A carta, apresentada às autoridades aeroportuárias do Paraguai, descreve um quadro de saúde grave e solicita que qualquer comunicação com ele fosse feita por escrito. Vasques também declara ter sido diagnosticado com glioblastoma multiforme grau IV, um tipo agressivo de câncer cerebral.
“Informo que não falo nem ouço, devido a uma condição médica grave”, diz um dos trechos. Em seguida, o documento acrescenta: “não posso me comunicar verbalmente nem compreender instruções orais. Por esse motivo, não posso responder perguntas de forma falada”.
Apesar das limitações alegadas, o ex-diretor da PRF afirma no texto estar consciente e em condições clínicas de realizar a viagem.
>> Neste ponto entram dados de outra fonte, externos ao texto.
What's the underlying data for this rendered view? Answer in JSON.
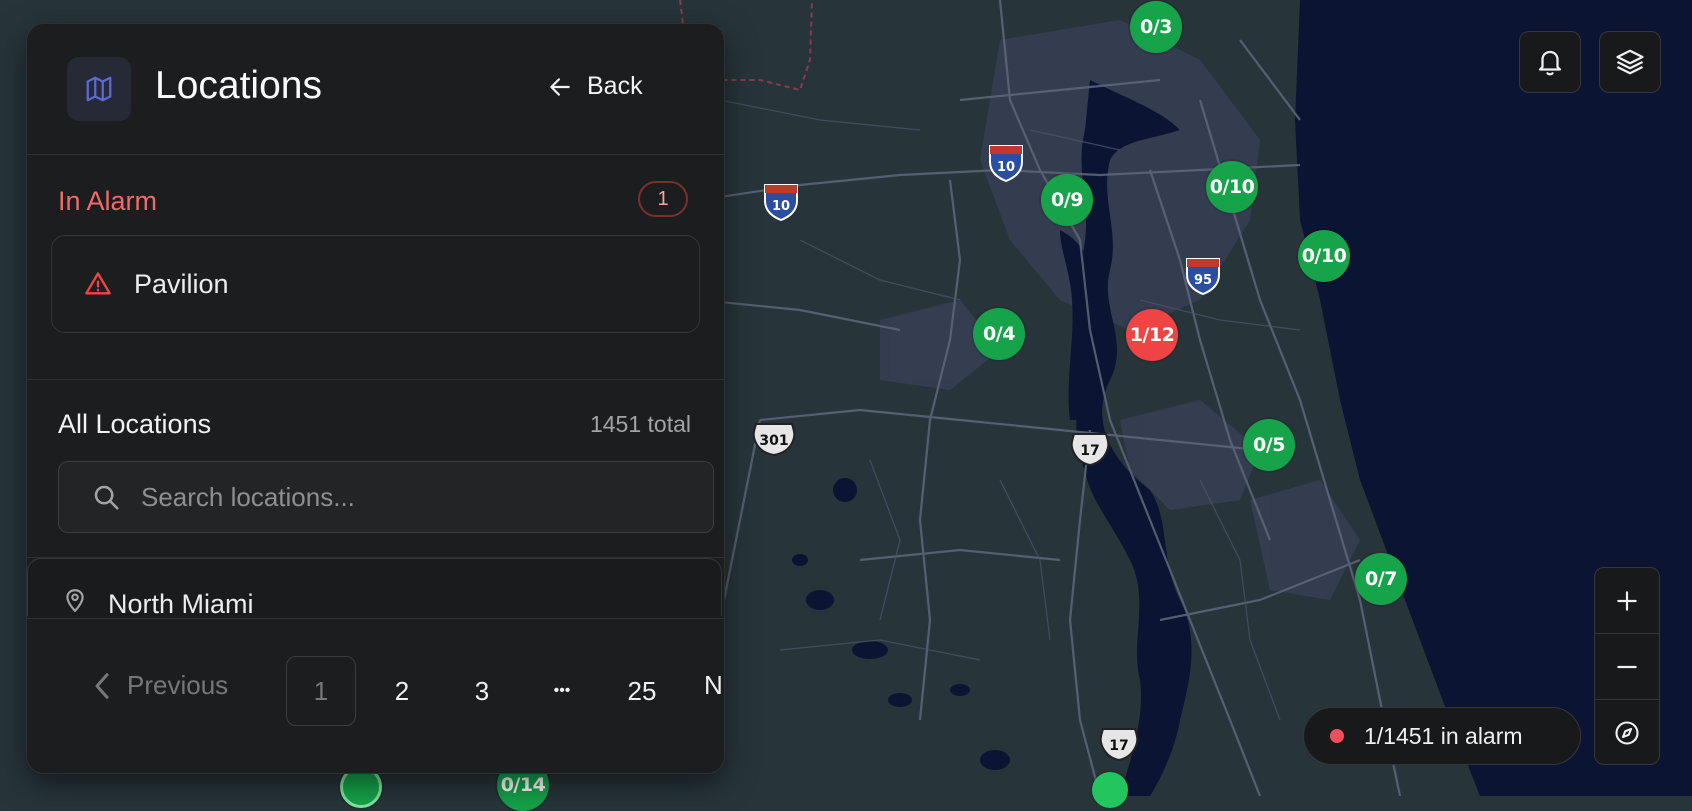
{
  "panel": {
    "title": "Locations",
    "back_label": "Back",
    "in_alarm": {
      "title": "In Alarm",
      "count": "1",
      "items": [
        {
          "label": "Pavilion"
        }
      ]
    },
    "all_locations": {
      "title": "All Locations",
      "total": "1451 total",
      "search_placeholder": "Search locations...",
      "items": [
        {
          "label": "North Miami"
        }
      ]
    },
    "pagination": {
      "previous_label": "Previous",
      "pages": [
        "1",
        "2",
        "3",
        "•••",
        "25"
      ],
      "active_page": "1",
      "next_label": "N"
    }
  },
  "map": {
    "markers": [
      {
        "label": "0/3",
        "status": "ok"
      },
      {
        "label": "0/9",
        "status": "ok"
      },
      {
        "label": "0/10",
        "status": "ok"
      },
      {
        "label": "0/10",
        "status": "ok"
      },
      {
        "label": "0/4",
        "status": "ok"
      },
      {
        "label": "1/12",
        "status": "alarm"
      },
      {
        "label": "0/5",
        "status": "ok"
      },
      {
        "label": "0/7",
        "status": "ok"
      },
      {
        "label": "0/14",
        "status": "ok"
      }
    ],
    "highway_shields": [
      {
        "label": "10",
        "type": "interstate"
      },
      {
        "label": "10",
        "type": "interstate"
      },
      {
        "label": "95",
        "type": "interstate"
      },
      {
        "label": "301",
        "type": "us"
      },
      {
        "label": "17",
        "type": "us"
      },
      {
        "label": "17",
        "type": "us"
      }
    ]
  },
  "status": {
    "alarm_summary": "1/1451 in alarm"
  },
  "colors": {
    "ok_marker": "#16a34a",
    "alarm_marker": "#ef4444",
    "alarm_text": "#f26a6a",
    "water": "#0b1433",
    "land": "#27353a"
  }
}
A carta informa ainda que, em dezembro de 2025, Vasques teria realizado tratamento de radioterapia e quimioterapia na cidade de Foz do Iguaçu, no Paraná. Conforme o texto, os procedimentos teriam provocado pequenas lesões na região do crânio como efeito colateral da exposição à radiação.
“Atualmente, estou me deslocando para realizar um tratamento médico de radiocirurgia, que é um procedimento moderno e eficaz, podendo contribuir para prolongar o tempo de vida, conforme indicação médica especializada”, diz no documento.
O texto informa ainda que ele viajava de Assunção, no Paraguai, para San Salvador, em El Salvador, em voo da Copa Airlines, e que a data de retorno ainda não estava definida, pois dependeria da realização de exames médicos complementares e de eventual internação hospitalar.
Silvinei Vasques foi preso no Aeroporto Internacional Silvio Pettirossi, em Luque, cidade vizinha da capital Assunção, ao tentar embarcar em um voo para o Panamá, conforme a polícia paraguaia, para depois chegar a El Salvador. Ele teria rompido a tornozeleira eletrônica que utilizava em Santa Catarina e deixado o país.
Leia a tradução em português da carta:
DECLARAÇÃO PESSOAL PARA AUTORIDADES AEROPORTUÁRIAS
Eu, a pessoa que apresenta este documento, informo que não falo nem ouço, devido a uma condição médica grave.